Tigo

9 4 1
                                    


"Diamlah! Kau jangan menangis terus, kepalaku ini pusing, jadi mengertilah anak manja!!!" masih saja sama. Dia tetap memilih menangis dengan hebatnya juga mengeratkan pelukannya yang semakin menguat. Ya Tuhan, tolong sabarkan aku untuk ini..,

______________________________________________________________________________


Aku hanya akan diam kali ini, menunggunya untuk tenang mungkin adalah pilihan yang tepat. Dan benar saja, sepuluh menit berlalu, anak ini sudah tenang dan bisa diajak berkomunikasi. Setidaknya bukan dengan cara berkomunikasiku yang tadi. Membentak anak kecil mungkin adalah suatu larangan tersendiri mungkin.

"Kau sudah tenang? Mau segelas air?" tawarku lembut yang dibalas dengan anggukan. Segera kutarik sebuah gelas dengan setengahnya berisi air dan memberikannya pada anak yang baru saja tenang ini.

"Namamu siapa?" tanyaku lembut. Memulai sebuah integrosi yang sangat lembut untuk tidak membuatnya takut.

"Hovan Bratayudha, kak. Kalau kakak?" jawabnya setelah selesai meminum segelas air yang kuberikan. Lalu balik bertanya, dari nada bicaranya tersimpan rasa takut yang kentara. Dan aku tak peduli dengan itu.
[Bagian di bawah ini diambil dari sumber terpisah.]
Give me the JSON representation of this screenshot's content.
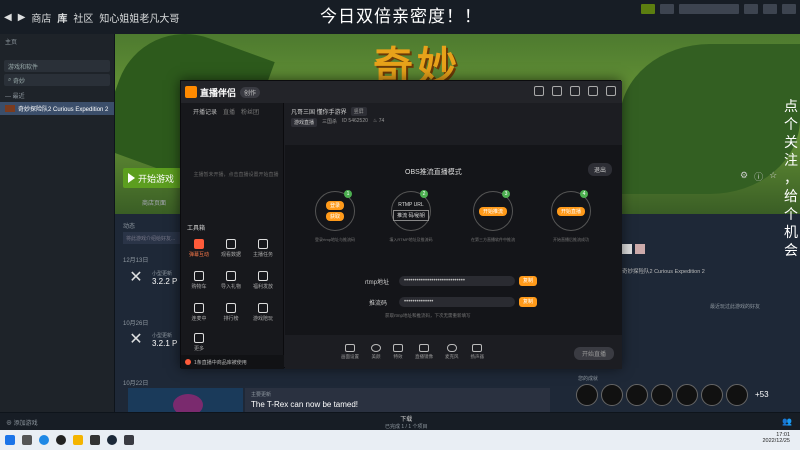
{
  "overlay": {
    "top_text": "今日双倍亲密度！！",
    "side_text": "点个关注，给个机会"
  },
  "steam": {
    "nav": [
      "商店",
      "库",
      "社区",
      "知心姐姐老凡大哥"
    ],
    "sidebar": {
      "home": "主页",
      "filter_label": "游戏和软件",
      "search_value": "奇妙",
      "section": "— 最近",
      "game": "奇妙探险队2 Curious Expedition 2"
    },
    "hero_title": "奇妙",
    "play_label": "开始游戏",
    "store_page": "商店页面",
    "activity_label": "动态",
    "activity_placeholder": "将此游戏介绍给好友...",
    "dates": [
      "12月13日",
      "10月26日",
      "10月22日"
    ],
    "news": [
      {
        "tag": "小型更新",
        "title": "3.2.2 P"
      },
      {
        "tag": "小型更新",
        "title": "3.2.1 P"
      }
    ],
    "news_card": {
      "tag": "主要更新",
      "title": "The T-Rex can now be tamed!"
    },
    "friends_game": "奇妙探险队2 Curious Expedition 2",
    "friends_recent": "最近玩过此游戏的好友",
    "achievements_title": "您的成就",
    "achievements_more": "+53",
    "downloads": "下载",
    "downloads_sub": "已完成 1 / 1 个项目",
    "add_game": "添加游戏"
  },
  "live": {
    "app_name": "直播伴侣",
    "badge": "创作",
    "left_tabs": [
      "开播记录",
      "直播",
      "粉丝团"
    ],
    "left_empty": "主播暂未开播，点击直播设置开始直播",
    "tools_title": "工具箱",
    "tools": [
      "弹幕互动",
      "观看数据",
      "主播任务",
      "购物车",
      "导入礼物",
      "福利发放",
      "连麦中",
      "排行榜",
      "游戏陪玩",
      "更多"
    ],
    "footer": "1条直播中商品库被使用",
    "room_title": "凡哥三国 懂你手游界",
    "room_tag": "竖屏",
    "category": "游戏直播",
    "game_tag": "三国杀",
    "room_id": "ID 5462520",
    "hot": "74",
    "mode_title": "OBS推流直播模式",
    "exit": "退出",
    "steps": [
      {
        "btn": "登录",
        "sub": "获取",
        "caption": "登录rtmp地址与推流码"
      },
      {
        "btn": "RTMP URL",
        "sub": "推流 码/秘钥",
        "caption": "填入RTMP地址及推流码"
      },
      {
        "btn": "开始推流",
        "sub": "",
        "caption": "在第三方直播软件中推流"
      },
      {
        "btn": "开始直播",
        "sub": "",
        "caption": "开始直播后推流成功"
      }
    ],
    "rtmp_label": "rtmp地址",
    "rtmp_value": "•••••••••••••••••••••••••••••",
    "key_label": "推流码",
    "key_value": "••••••••••••••",
    "copy": "复制",
    "hint": "获取rtmp地址和推流码，下次无需重新填写",
    "bottom_tools": [
      "画面设置",
      "美颜",
      "特效",
      "直播镜像",
      "麦克风",
      "扬声器"
    ],
    "start_live": "开始直播"
  },
  "taskbar": {
    "time": "17:01",
    "date": "2022/12/25"
  }
}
"Untuk apa kau perlu namaku? Itu bukan hal yang peting untukmu! Aku punya ide yang bagus untukmu, kau pergilah dari sini dan carilah mamamu dengan orang lain. Jangan padaku," kataku pedas menyindirnya agar dia paham. Jika aku tak mau membantunya.

Kulihat matanya mulai berkaca-kaca, pertanda jika dia akan memulai sesi menangisnya lagi dan akan menjadi lama. Tapi aku bisa apa? Aku benar-benar tidak mau membantunya. Jangan tanyakan alasan apapun padaku, karena aku tidak punya alasan yang bagus. Intinya aku tak punya niatan untuk membantunya. Tidak apa jika ada yang menyebutku jahat atau hal buruk lainnya. Bagiku lebih baik jujur tidak ingin menolong dari pada menolong tapi di dalam hati tidak benar-benar tulus.

"Tapi kenapa? Aku hanya tahu kakak saja," katanya yang bibirnya mulai mengerucut dan air matanya juga sudah merembes lagi. Membuatku sangat heran, apakah dia tidak pusing jika terus-terusan menangis seperti ini.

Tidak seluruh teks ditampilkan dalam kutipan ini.